Red Tapeworm 2014: The High Cost of Overcriminalization

This is Part 8 of a series taking a walk through some sections of Ten Thousand Commandments: An Annual Snapshot of the Federal Regulatory State (2014 Edition)

Regulatory cost estimates encompass compliance costs and economic impacts affecting the public, but those estimates do not include administrative costs—the on-budget amounts spent by federal agencies to produce rules and to police and enforce them.

In their annual Regulators’ Budget series, Melinda Warren of the Weidenbaum Center at Washington University in St. Louis and Susan Dudley of the Regulatory Studies Center at George Washington University in Washington, D.C., examine the president’s annual federal budget proposal to compile the administrative costs of developing and enforcing regulations.

Unlike regulatory compliance costs and economic effects, these amounts are disclosed in the federal budget, because those are funds that taxpayers pay to support agencies’ administrative budgets.

A lot is spent to collect fines, deny permits, and pursue alleged violators of regulations. Overcriminalization results.

The estimated FY 2013 enforcement costs incurred by federal departments and agencies stood at an estimated $57.3 billion (in constant 2013 dollars, adjusted from origninal 2005 dollars), a slight 0.86 percent increase over $56.8 billion the previous year. 

Of that amount, $10.5 billion was spent administering economic regulations.

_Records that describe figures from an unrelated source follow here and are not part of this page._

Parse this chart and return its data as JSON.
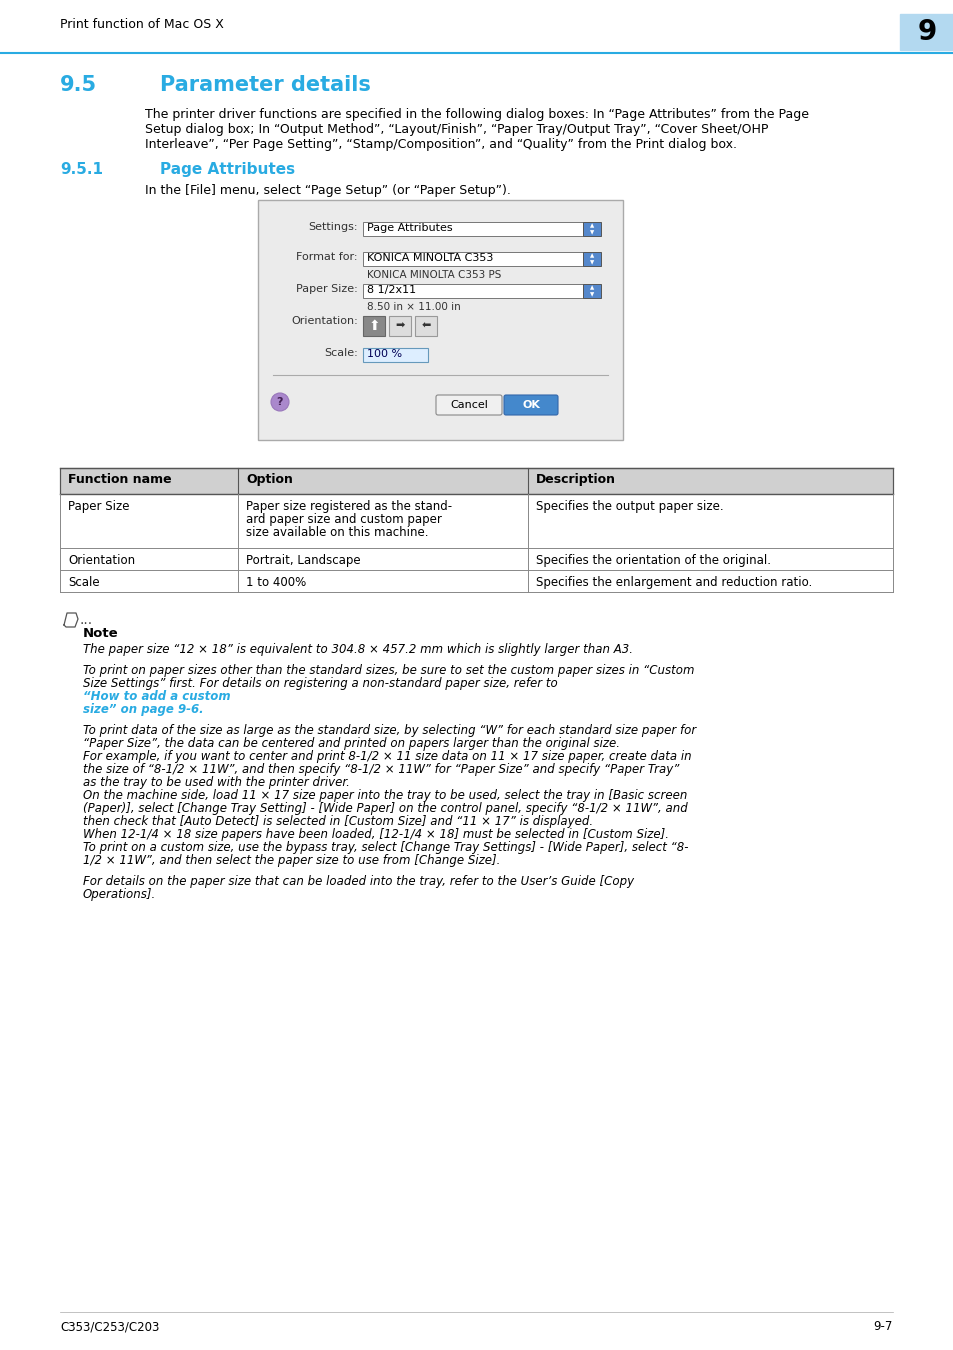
{
  "page_header_text": "Print function of Mac OS X",
  "page_number": "9",
  "page_number_bg": "#b3d9f0",
  "header_line_color": "#29abe2",
  "section_number": "9.5",
  "section_title": "Parameter details",
  "section_color": "#29abe2",
  "section_body_lines": [
    "The printer driver functions are specified in the following dialog boxes: In “Page Attributes” from the Page",
    "Setup dialog box; In “Output Method”, “Layout/Finish”, “Paper Tray/Output Tray”, “Cover Sheet/OHP",
    "Interleave”, “Per Page Setting”, “Stamp/Composition”, and “Quality” from the Print dialog box."
  ],
  "subsection_number": "9.5.1",
  "subsection_title": "Page Attributes",
  "subsection_color": "#29abe2",
  "subsection_body": "In the [File] menu, select “Page Setup” (or “Paper Setup”).",
  "table_header": [
    "Function name",
    "Option",
    "Description"
  ],
  "table_rows": [
    [
      "Paper Size",
      "Paper size registered as the stand-\nard paper size and custom paper\nsize available on this machine.",
      "Specifies the output paper size."
    ],
    [
      "Orientation",
      "Portrait, Landscape",
      "Specifies the orientation of the original."
    ],
    [
      "Scale",
      "1 to 400%",
      "Specifies the enlargement and reduction ratio."
    ]
  ],
  "note_title": "Note",
  "note_lines": [
    "The paper size “12 × 18” is equivalent to 304.8 × 457.2 mm which is slightly larger than A3.",
    "",
    "To print on paper sizes other than the standard sizes, be sure to set the custom paper sizes in “Custom",
    "Size Settings” first. For details on registering a non-standard paper size, refer to ",
    "“How to add a custom",
    "size” on page 9-6.",
    "",
    "To print data of the size as large as the standard size, by selecting “W” for each standard size paper for",
    "“Paper Size”, the data can be centered and printed on papers larger than the original size.",
    "For example, if you want to center and print 8-1/2 × 11 size data on 11 × 17 size paper, create data in",
    "the size of “8-1/2 × 11W”, and then specify “8-1/2 × 11W” for “Paper Size” and specify “Paper Tray”",
    "as the tray to be used with the printer driver.",
    "On the machine side, load 11 × 17 size paper into the tray to be used, select the tray in [Basic screen",
    "(Paper)], select [Change Tray Setting] - [Wide Paper] on the control panel, specify “8-1/2 × 11W”, and",
    "then check that [Auto Detect] is selected in [Custom Size] and “11 × 17” is displayed.",
    "When 12-1/4 × 18 size papers have been loaded, [12-1/4 × 18] must be selected in [Custom Size].",
    "To print on a custom size, use the bypass tray, select [Change Tray Settings] - [Wide Paper], select “8-",
    "1/2 × 11W”, and then select the paper size to use from [Change Size].",
    "",
    "For details on the paper size that can be loaded into the tray, refer to the User’s Guide [Copy",
    "Operations]."
  ],
  "note_link_indices": [
    4,
    5
  ],
  "footer_left": "C353/C253/C203",
  "footer_right": "9-7",
  "bg_color": "#ffffff",
  "link_color": "#29abe2"
}
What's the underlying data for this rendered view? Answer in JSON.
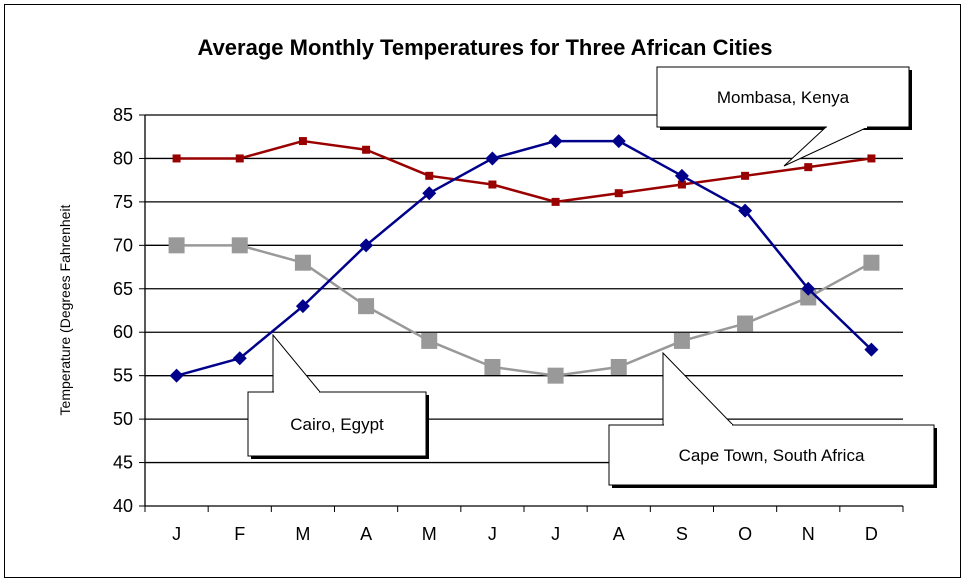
{
  "chart_data": {
    "type": "line",
    "title": "Average Monthly Temperatures for Three African Cities",
    "xlabel": "",
    "ylabel": "Temperature (Degrees Fahrenheit",
    "categories": [
      "J",
      "F",
      "M",
      "A",
      "M",
      "J",
      "J",
      "A",
      "S",
      "O",
      "N",
      "D"
    ],
    "ylim": [
      40,
      85
    ],
    "yticks": [
      40,
      45,
      50,
      55,
      60,
      65,
      70,
      75,
      80,
      85
    ],
    "grid": true,
    "series": [
      {
        "name": "Mombasa, Kenya",
        "color": "#990000",
        "marker": "square",
        "values": [
          80,
          80,
          82,
          81,
          78,
          77,
          75,
          76,
          77,
          78,
          79,
          80
        ]
      },
      {
        "name": "Cairo, Egypt",
        "color": "#00008b",
        "marker": "diamond",
        "values": [
          55,
          57,
          63,
          70,
          76,
          80,
          82,
          82,
          78,
          74,
          65,
          58
        ]
      },
      {
        "name": "Cape Town, South Africa",
        "color": "#999999",
        "marker": "big-square",
        "values": [
          70,
          70,
          68,
          63,
          59,
          56,
          55,
          56,
          59,
          61,
          64,
          68
        ]
      }
    ]
  }
}
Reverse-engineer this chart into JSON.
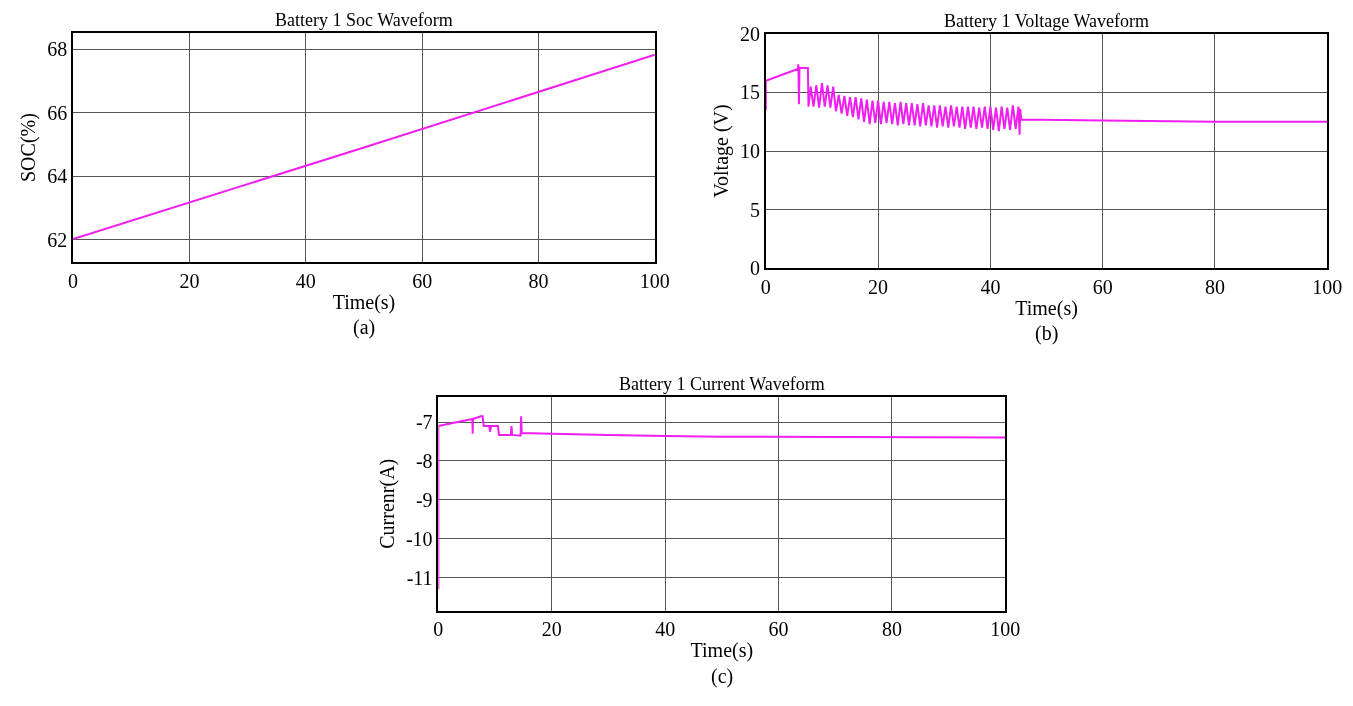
{
  "chart_data": [
    {
      "type": "line",
      "title": "Battery 1 Soc Waveform",
      "xlabel": "Time(s)",
      "ylabel": "SOC(%)",
      "annotations": [
        "(a)"
      ],
      "color": "#f01ef0",
      "x": [
        0,
        50,
        100
      ],
      "values": [
        62.02,
        64.9,
        67.82
      ],
      "xlim": [
        0,
        100
      ],
      "xticks": [
        0,
        20,
        40,
        60,
        80,
        100
      ],
      "ylim": [
        61.3,
        68.5
      ],
      "yticks": [
        62,
        64,
        66,
        68
      ],
      "grid": true
    },
    {
      "type": "line",
      "title": "Battery 1 Voltage Waveform",
      "xlabel": "Time(s)",
      "ylabel": "Voltage (V)",
      "annotations": [
        "(b)"
      ],
      "color": "#f01ef0",
      "x": [
        0,
        0,
        5.7,
        5.8,
        5.9,
        6.0,
        7.5,
        7.6,
        8,
        8.5,
        9,
        9.5,
        10,
        10.5,
        11,
        11.5,
        12,
        12.5,
        13,
        13.5,
        14,
        14.5,
        15,
        15.5,
        16,
        16.5,
        17,
        17.5,
        18,
        18.5,
        19,
        19.5,
        20,
        20.5,
        21,
        21.5,
        22,
        22.5,
        23,
        23.5,
        24,
        24.5,
        25,
        25.5,
        26,
        26.5,
        27,
        27.5,
        28,
        28.5,
        29,
        29.5,
        30,
        30.5,
        31,
        31.5,
        32,
        32.5,
        33,
        33.5,
        34,
        34.5,
        35,
        35.5,
        36,
        36.5,
        37,
        37.5,
        38,
        38.5,
        39,
        39.5,
        40,
        40.5,
        41,
        41.5,
        42,
        42.5,
        43,
        43.5,
        44,
        44.5,
        45,
        45.2,
        45.3,
        45.5,
        60,
        80,
        100
      ],
      "values": [
        13.5,
        16,
        17.0,
        17.4,
        14.0,
        17.1,
        17.1,
        13.8,
        15.5,
        13.8,
        15.6,
        13.7,
        15.8,
        13.8,
        15.6,
        13.7,
        15.5,
        13.4,
        14.8,
        13.2,
        14.7,
        13.0,
        14.6,
        12.9,
        14.6,
        12.7,
        14.5,
        12.5,
        14.4,
        12.3,
        14.3,
        12.4,
        14.3,
        12.3,
        14.2,
        12.4,
        14.2,
        12.3,
        14.1,
        12.2,
        14.2,
        12.3,
        14.1,
        12.2,
        14.1,
        12.2,
        14.0,
        12.1,
        14.1,
        12.2,
        13.9,
        12.1,
        13.9,
        12.0,
        13.9,
        12.1,
        13.8,
        12.0,
        13.9,
        12.1,
        13.8,
        12.0,
        13.8,
        11.9,
        13.8,
        12.0,
        13.8,
        11.9,
        13.7,
        12.0,
        13.8,
        11.9,
        13.8,
        11.8,
        13.7,
        11.7,
        13.8,
        11.9,
        13.7,
        11.8,
        13.9,
        11.9,
        13.8,
        11.4,
        13.6,
        12.7,
        12.6,
        12.5,
        12.5
      ],
      "xlim": [
        0,
        100
      ],
      "xticks": [
        0,
        20,
        40,
        60,
        80,
        100
      ],
      "ylim": [
        0,
        20
      ],
      "yticks": [
        0,
        5,
        10,
        15,
        20
      ],
      "grid": true
    },
    {
      "type": "line",
      "title": "Battery 1 Current Waveform",
      "xlabel": "Time(s)",
      "ylabel": "Currenr(A)",
      "annotations": [
        "(c)"
      ],
      "color": "#f01ef0",
      "x": [
        0,
        0,
        6,
        6.05,
        6.1,
        7.5,
        7.8,
        8,
        9,
        9.1,
        9.3,
        10.5,
        10.7,
        12.8,
        12.9,
        13.0,
        14.5,
        14.6,
        14.7,
        20,
        30,
        40,
        50,
        58,
        100
      ],
      "values": [
        -11.3,
        -7.1,
        -6.92,
        -7.3,
        -6.92,
        -6.85,
        -6.85,
        -7.1,
        -7.1,
        -7.25,
        -7.1,
        -7.1,
        -7.33,
        -7.33,
        -7.1,
        -7.33,
        -7.35,
        -6.85,
        -7.28,
        -7.3,
        -7.33,
        -7.36,
        -7.38,
        -7.38,
        -7.4
      ],
      "xlim": [
        0,
        100
      ],
      "xticks": [
        0,
        20,
        40,
        60,
        80,
        100
      ],
      "ylim": [
        -11.85,
        -6.35
      ],
      "yticks": [
        -11,
        -10,
        -9,
        -8,
        -7
      ],
      "grid": true
    }
  ]
}
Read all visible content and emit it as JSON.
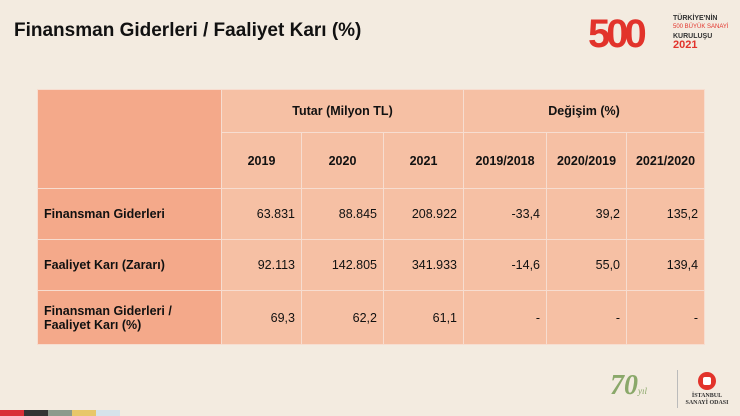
{
  "title": "Finansman Giderleri / Faaliyet Karı (%)",
  "logo_500": {
    "number": "500",
    "line1": "TÜRKİYE'NİN",
    "line2": "500 BÜYÜK SANAYİ",
    "line3": "KURULUŞU",
    "year": "2021"
  },
  "table": {
    "group_headers": [
      "Tutar (Milyon TL)",
      "Değişim (%)"
    ],
    "columns": [
      "2019",
      "2020",
      "2021",
      "2019/2018",
      "2020/2019",
      "2021/2020"
    ],
    "rows": [
      {
        "label": "Finansman Giderleri",
        "values": [
          "63.831",
          "88.845",
          "208.922",
          "-33,4",
          "39,2",
          "135,2"
        ]
      },
      {
        "label": "Faaliyet Karı (Zararı)",
        "values": [
          "92.113",
          "142.805",
          "341.933",
          "-14,6",
          "55,0",
          "139,4"
        ]
      },
      {
        "label": "Finansman Giderleri / Faaliyet Karı (%)",
        "values": [
          "69,3",
          "62,2",
          "61,1",
          "-",
          "-",
          "-"
        ]
      }
    ]
  },
  "logo_70": {
    "number": "70",
    "suffix": "yıl"
  },
  "iso_logo": {
    "name": "İSTANBUL SANAYİ ODASI"
  },
  "colors": {
    "background": "#f3ebe0",
    "label_cell": "#f4a98a",
    "data_cell": "#f6c0a4",
    "brand_red": "#e2332b",
    "strip": [
      "#d93036",
      "#333333",
      "#8c9a8c",
      "#e8c76a",
      "#d6e3ea"
    ]
  }
}
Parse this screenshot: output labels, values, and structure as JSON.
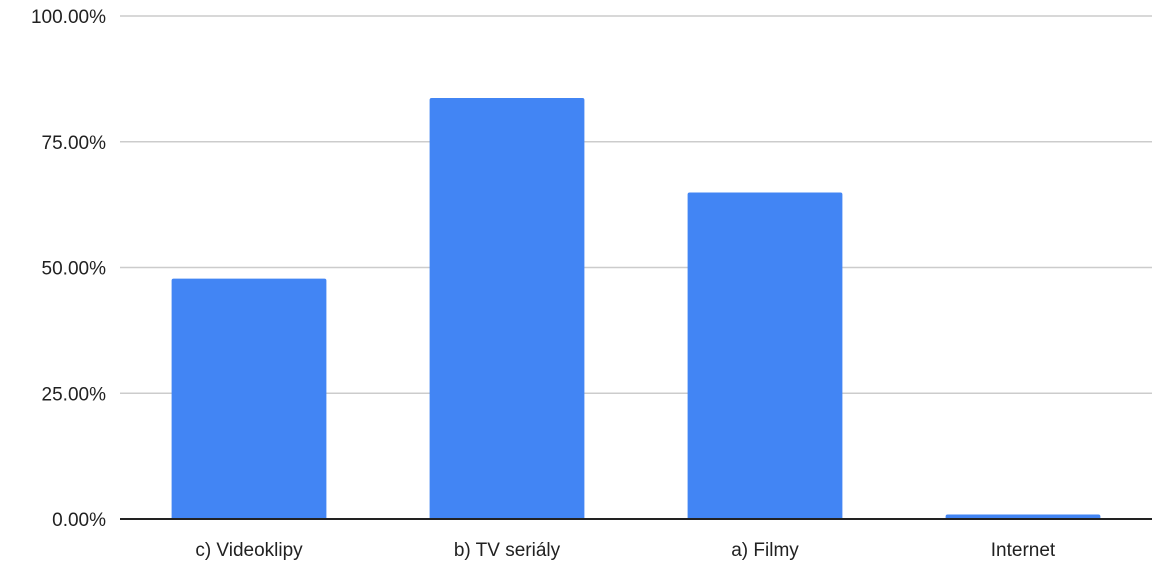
{
  "chart_data": {
    "type": "bar",
    "categories": [
      "c) Videoklipy",
      "b) TV seriály",
      "a) Filmy",
      "Internet"
    ],
    "values": [
      47.8,
      83.7,
      64.9,
      0.9
    ],
    "y_ticks": [
      "0.00%",
      "25.00%",
      "50.00%",
      "75.00%",
      "100.00%"
    ],
    "ylim": [
      0,
      100
    ],
    "grid": true,
    "legend": "none",
    "bar_color": "#4285f4"
  }
}
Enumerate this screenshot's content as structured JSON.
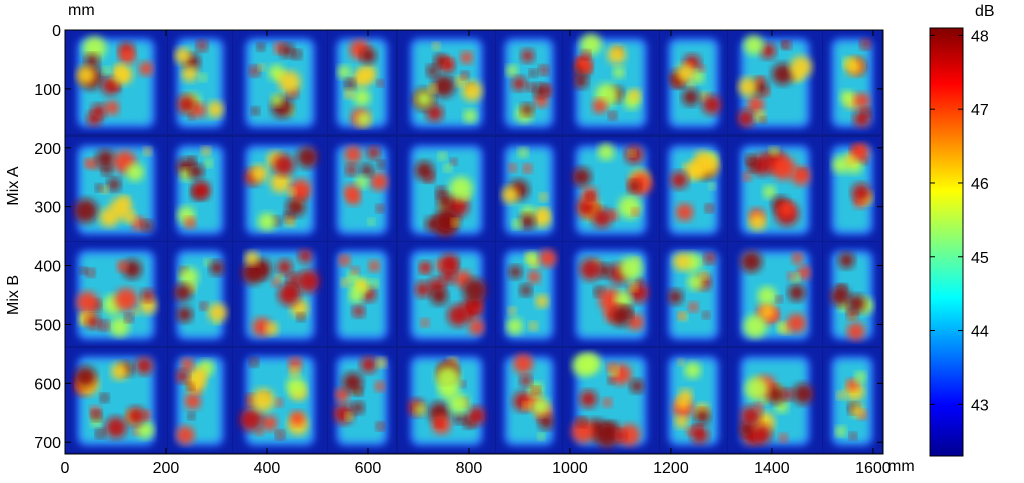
{
  "chart_data": {
    "type": "heatmap",
    "x_unit": "mm",
    "y_unit": "mm",
    "xlim": [
      0,
      1620
    ],
    "ylim": [
      0,
      720
    ],
    "x_ticks": [
      0,
      200,
      400,
      600,
      800,
      1000,
      1200,
      1400,
      1600
    ],
    "y_ticks": [
      0,
      100,
      200,
      300,
      400,
      500,
      600,
      700
    ],
    "row_labels": [
      "Mix A",
      "Mix B"
    ],
    "colorbar": {
      "unit": "dB",
      "range": [
        42.3,
        48.1
      ],
      "ticks": [
        43,
        44,
        45,
        46,
        47,
        48
      ],
      "colormap": [
        "#00008f",
        "#0000ff",
        "#00ffff",
        "#ffff00",
        "#ff0000",
        "#800000"
      ]
    },
    "grid": false,
    "legend_placement": "right"
  }
}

The larger amount spent for writing and enforcing social and environmental regulations was $46.8 billion.

The Environmental Protection Agency alone spent an estimated $5.5 billion in 2013, accounting for 9.6 percent of the total expected to be spent by all regulatory agencies. The EPA used to account for the lion’s share of rules promulgated, but now the newer Department of Homeland Security, at an estimated $23.7 billion, accounts for 41 percent, approaching half.

That $57.3 billion in agency costs helps complete a picture of the federal regulatory apparatus. Adding these administrative costs tabulated by the Weidenbaum Center and the Regulatory Studies Center to the $1.863 trillion Tip of the Costberg placeholder for compliance and economic costs brings the total estimated 2013 regulatory burden to about $1.92 trillion.

Estimated full-time-equivalent employment staffing reached 282,070 in FY 2013, according to the Regulators’ Budet report—nearly 100,000 more than just over a decade ago (185,205 in 2002). Much of the post-2002 surge apparent in their data may be largely attributable to the newly created Transportation Security Administration’s hiring of thousands of airport screening personnel. Over the past year, overall staffing is up 1.6 percent (from 277,549).